General information
- Type: Madrasah
- Architectural style: Central Asian architecture
- Location: Bukhara Khanate, Uzbekistan
- Owner: Muhammad Ja'farkhoja naqib

Technical details
- Material: brick, wood, stone and ganch
- Size: 19 rooms

= Ja'farkhoja Naqib Madrasah =

Madrasa in Bukhara, Uzbekistan

Ja'farkhoja naqib madrasah is located in Bukhara, Uzbekistan. The madrasah has not been preserved today. Ja'farkhoja naqib madrasah was built in the 18th century in Ja'farkhoja's guzar, during the reign of Ubaydullah Khan, the Ashtarkhanid ruler who ruled the Bukhara Khanate, Muhammad Ja'farkhoja naqib. According to sources, 40 teachers taught students in this madrasah. Research scientist Abdusattor Jumanazarov studied a number of foundation documents related to this madrasah and provided information related to the madrasah. Excerpts of foundation documents related to Ja'farkhoja naqib madrasah have been preserved.

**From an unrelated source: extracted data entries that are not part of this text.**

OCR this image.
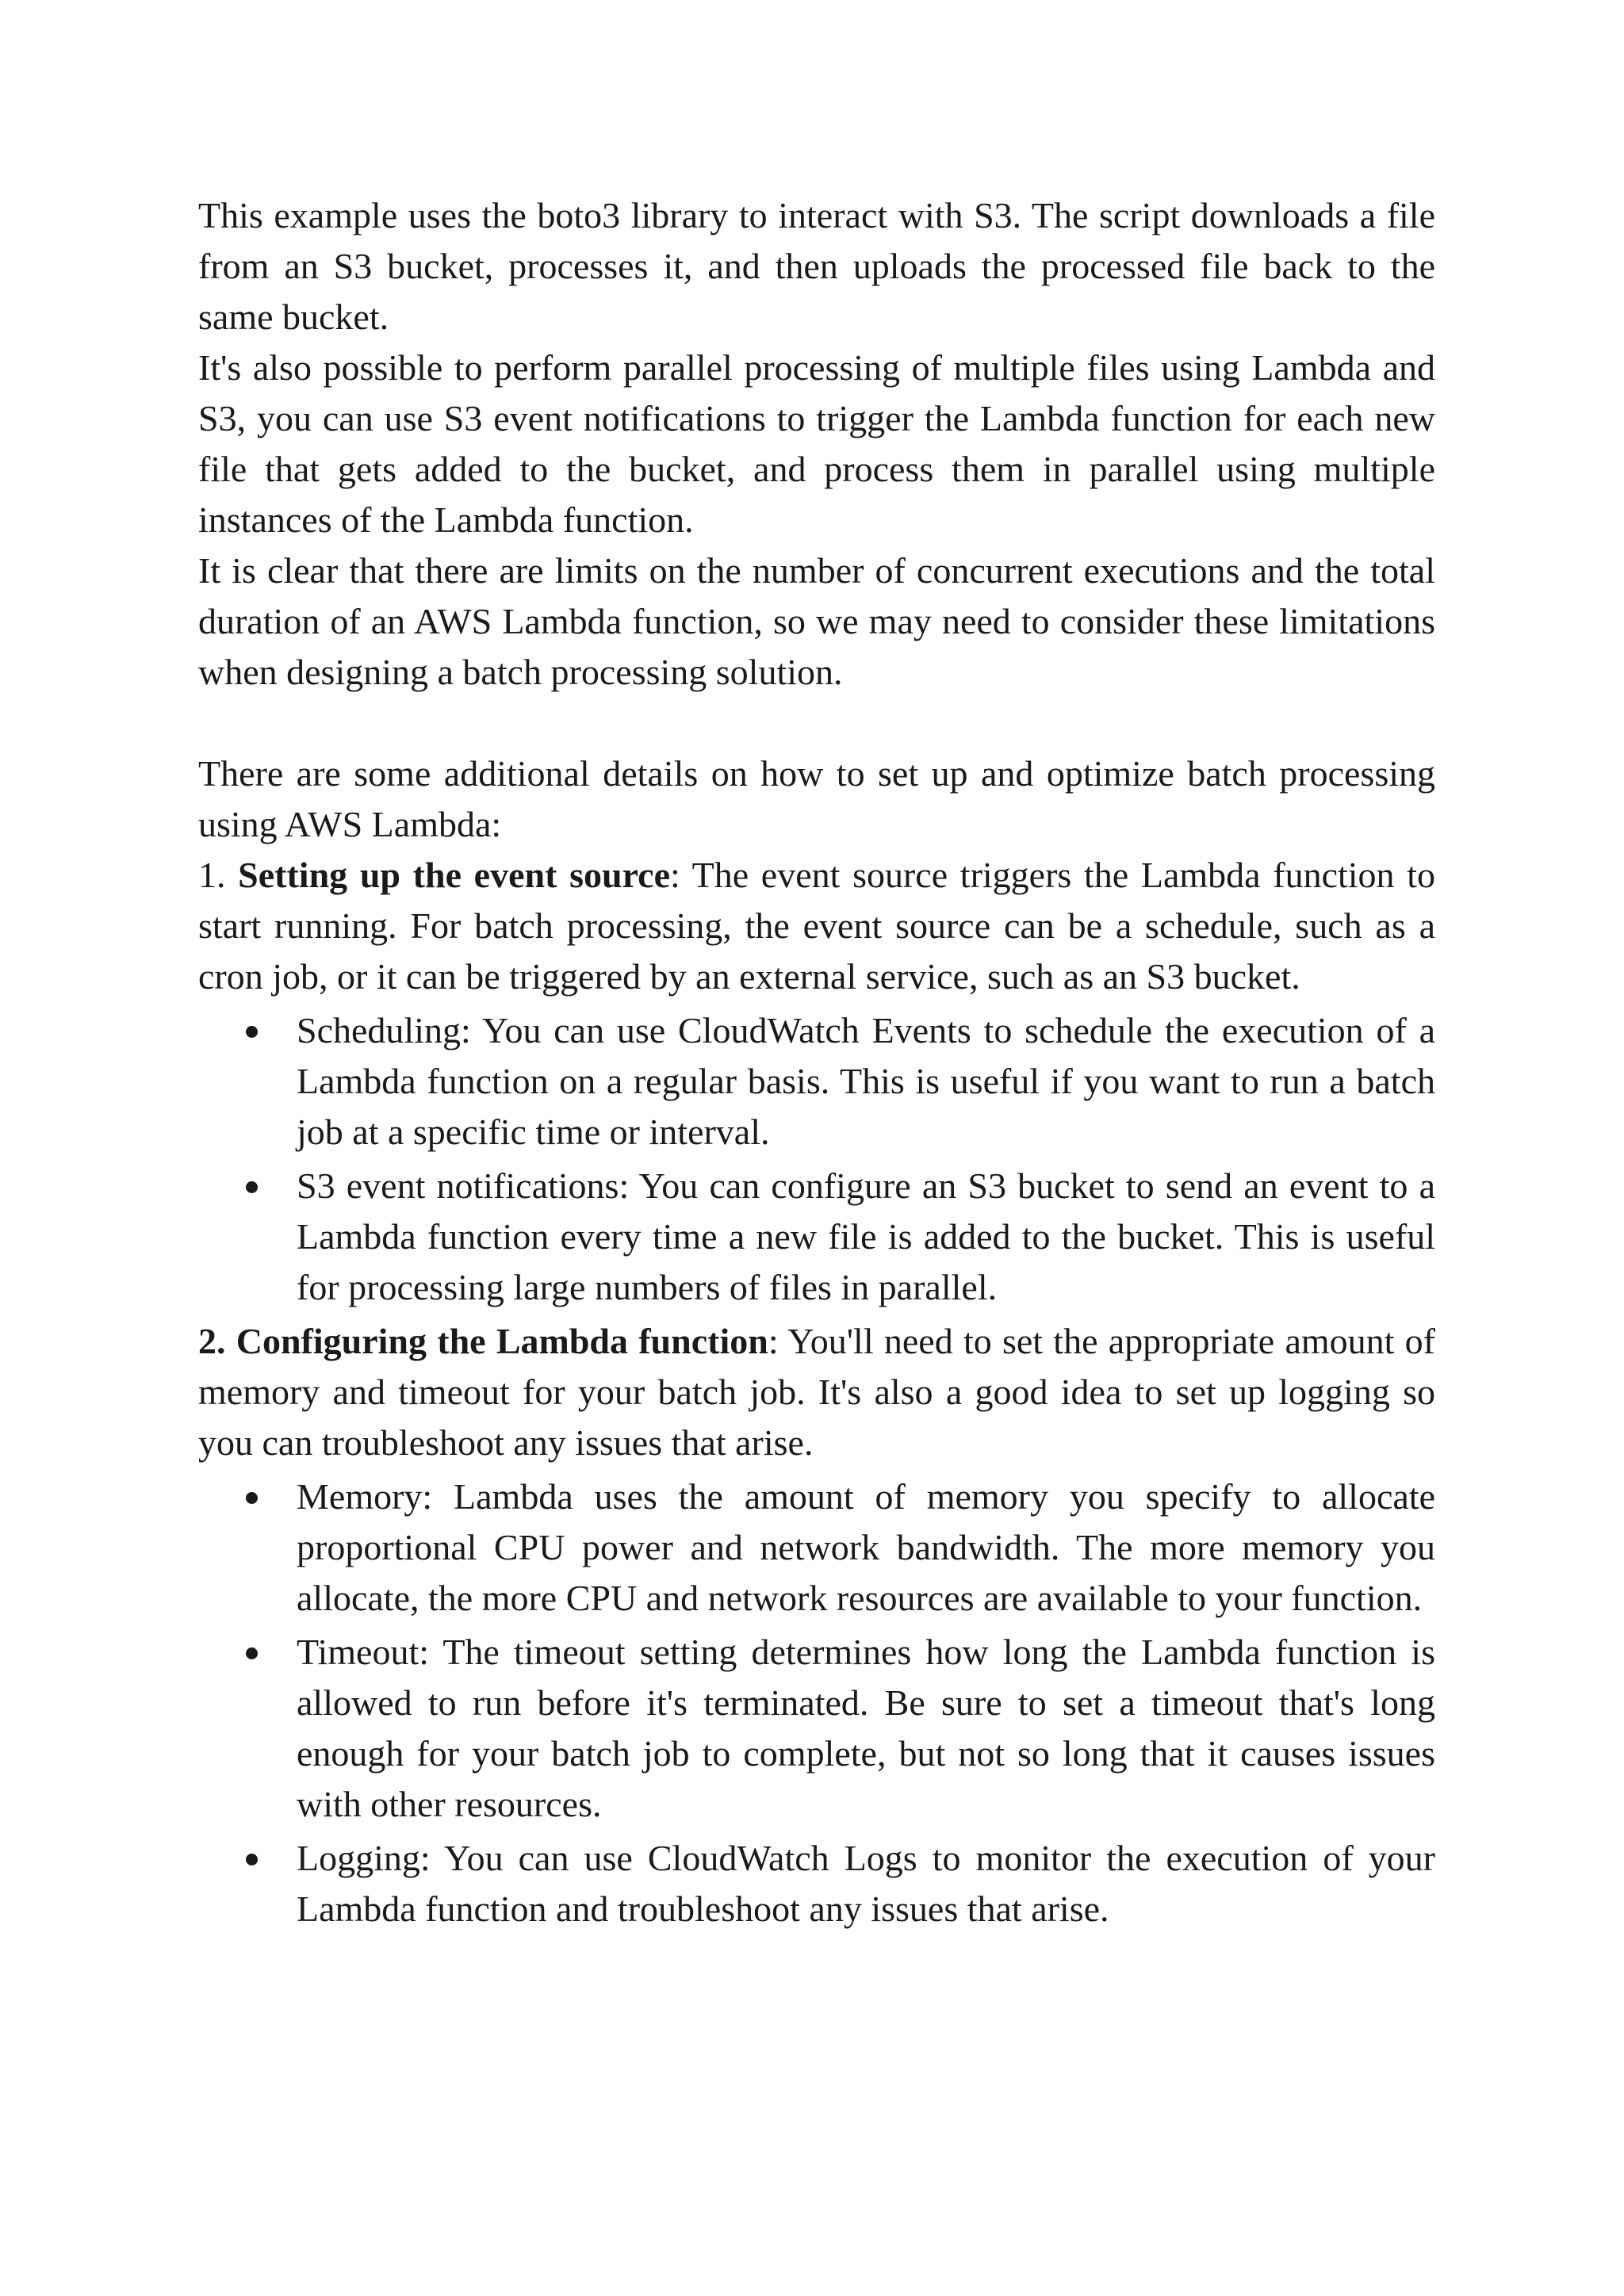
This example uses the boto3 library to interact with S3. The script downloads a file from an S3 bucket, processes it, and then uploads the processed file back to the same bucket.

It's also possible to perform parallel processing of multiple files using Lambda and S3, you can use S3 event notifications to trigger the Lambda function for each new file that gets added to the bucket, and process them in parallel using multiple instances of the Lambda function.

It is clear that there are limits on the number of concurrent executions and the total duration of an AWS Lambda function, so we may need to consider these limitations when designing a batch processing solution.

There are some additional details on how to set up and optimize batch processing using AWS Lambda:

1. Setting up the event source: The event source triggers the Lambda function to start running. For batch processing, the event source can be a schedule, such as a cron job, or it can be triggered by an external service, such as an S3 bucket.

Scheduling: You can use CloudWatch Events to schedule the execution of a Lambda function on a regular basis. This is useful if you want to run a batch job at a specific time or interval.
S3 event notifications: You can configure an S3 bucket to send an event to a Lambda function every time a new file is added to the bucket. This is useful for processing large numbers of files in parallel.

2. Configuring the Lambda function: You'll need to set the appropriate amount of memory and timeout for your batch job. It's also a good idea to set up logging so you can troubleshoot any issues that arise.

Memory: Lambda uses the amount of memory you specify to allocate proportional CPU power and network bandwidth. The more memory you allocate, the more CPU and network resources are available to your function.
Timeout: The timeout setting determines how long the Lambda function is allowed to run before it's terminated. Be sure to set a timeout that's long enough for your batch job to complete, but not so long that it causes issues with other resources.
Logging: You can use CloudWatch Logs to monitor the execution of your Lambda function and troubleshoot any issues that arise.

These foundation documents were copied during the reign of Amir Shahmurad, the emir of Bukhara. It is written that the madrasah was built of brick, stone and wood. It is written that the madrasah had 19 wooden rooms, an outer court and one dome. To the west of Ja'farkhoja naqib madrasah, there was land and property of the foundation, to the east was Kahirkhoja's house, and to the north was a farm, and to the south was a street. Vafiq has endowed many areas for this madrasah, and in Chorjoi region, he will endow several areas in Koyi Navak Dargan, Sufrador, Bachkas, Boyazd Dargan, Arna in Karakol, Parokanda in Shafirkom, Karjan district. This madrasah was supported by the foundation itself. After that, the imam of the sangin khanaqah in Cairo Khoja, in front of the madrasah, became the Mutawwali. According to Abdurauf Fitrat, the annual endowment of this madra is 250,000 tanga. According to Olga Sukhareva, this madrasah consisted of 50 rooms. Muhammad Ja'farkhoja Naqib lived in the era of Ashtarkhani rulers Subhanquli Khan and Ubaydullah Khan who ruled Bukhara. He was promoted to the rank of Naqib during Ubaidullah Khan's time. Sadri Zia wrote that there were 18 rooms in this madrasah. Ja'farkhoja naqib madrasah consisted of 19 rooms. This madrasah was built in the style of Central Asian architecture. The madrasah is built of brick, wood, stone and ganch.